Call-by-name, however, behaves differently. Under call-by-name, function arguments are not evaluated immediately prior to the function call. Instead, the function can choose to evaluate them whenever it likes — it can also not evaluate them, or it can evaluate them more than once. Here is what happens during a call to to add1 if you rewrite it to use call-by-name semantics:
  1. The expression (* a 2) is compiled to a thunk, which is a parameterless closure — it’s a callable thing (i.e. it is code which produces a value), which retains the scope of wherever it was defined.
  2. A pointer to the closure is passed to add1.
  3. add1 evaluates “lhs”, which results in an integer.
  4. add1 adds the result of the evaluation to 1 and returns it.
On the face of it, this seems a lot more work for little gain. But thunks capture the scope of wherever they are defined, which means you can do very cool things. For example, you can implement iterators by having your expression return different things each time it’s evaluated. You can also implement control structures. For example, logical AND and OR are short-circuiting operators, which means they don’t evaluate their second parameter if they don’t need to. So you could implement them as taking their second parameter by-name. Here’s an example for “or”, where “>” is syntax for by-name calling, and “if” takes three arguments, being an expression, a list of expressions to evaluate in the true case, and a list of expressions to evaluate in the false case:

(def || (lhs >rhs) (
(if lhs (true) (if (rhs) true false))))

Note that rhs has parentheses around it to evaluate it, whereas lhs doesn’t.

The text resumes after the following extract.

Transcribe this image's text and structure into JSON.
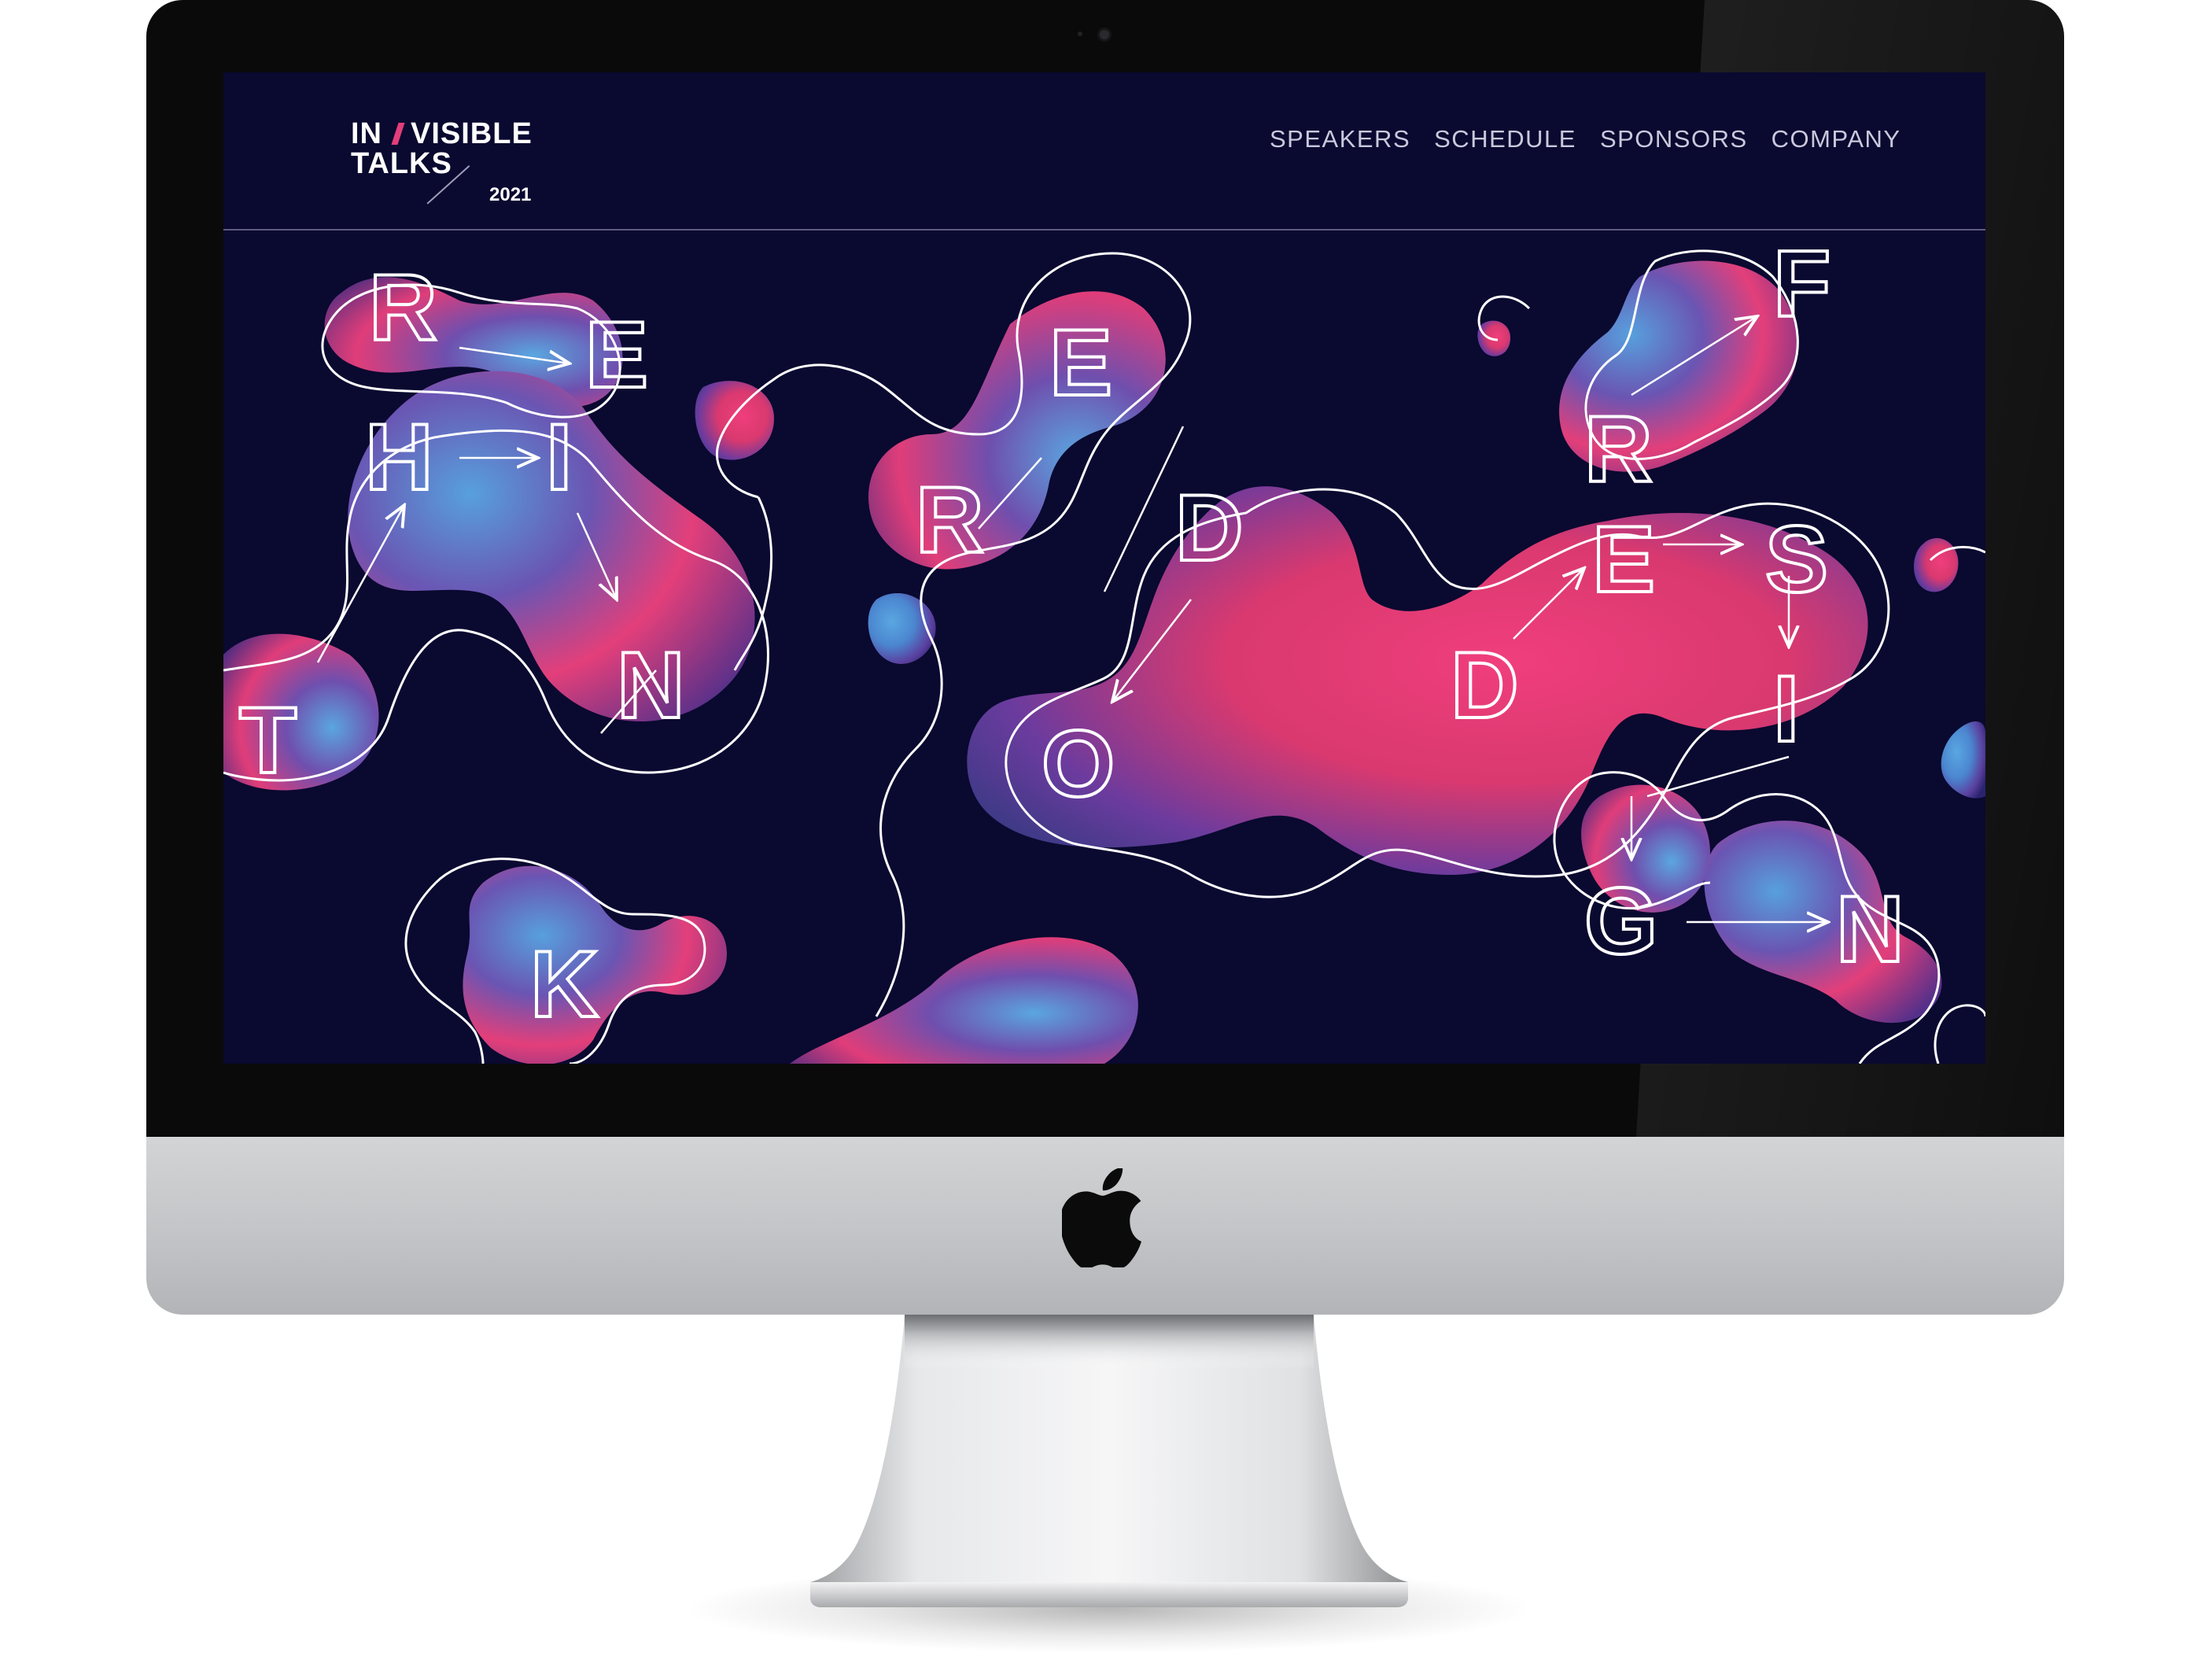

Of course, what actually gives call-by-name its power is closures. But it’s quite interesting to see that call-by-name gives you quite a lot of the the same power without ever exposing closures to the programmer. By-name parameters let the function author choose whether arguments are evaluated eagerly or lazily.

There are two downsides to call-by-name.

Firstly, it’s quite a lot of overhead. Some of this can be ameliorated in the compiler, but I do recognise that “this isn’t a problem given a sufficiently powerful compiler” is a hymn which has been sung for a long time now.

Secondly, it’s potentially terribly confusing if you don’t realise what’s going on. For example, if you pass a side-effect-generating argument as a by-name parameter, then it will possibly be evaluated more or fewer times than you’d like. That seems fine for implementing simple, well-known things such as short-circuiting Boolean operators, and even for implementing complex, well-known control structures such as, for example, generators, but it’s probably not really a good idea for any other reason.

ALGOL was entirely call-by-name. Simula and Scala support it in roughly the above way (by annotating function arguments). Someone on the c2 wiki reckons that the C preprocessor is an extreme form of call-by-name. And of course you get some approximation of it in any language which lets you define closures.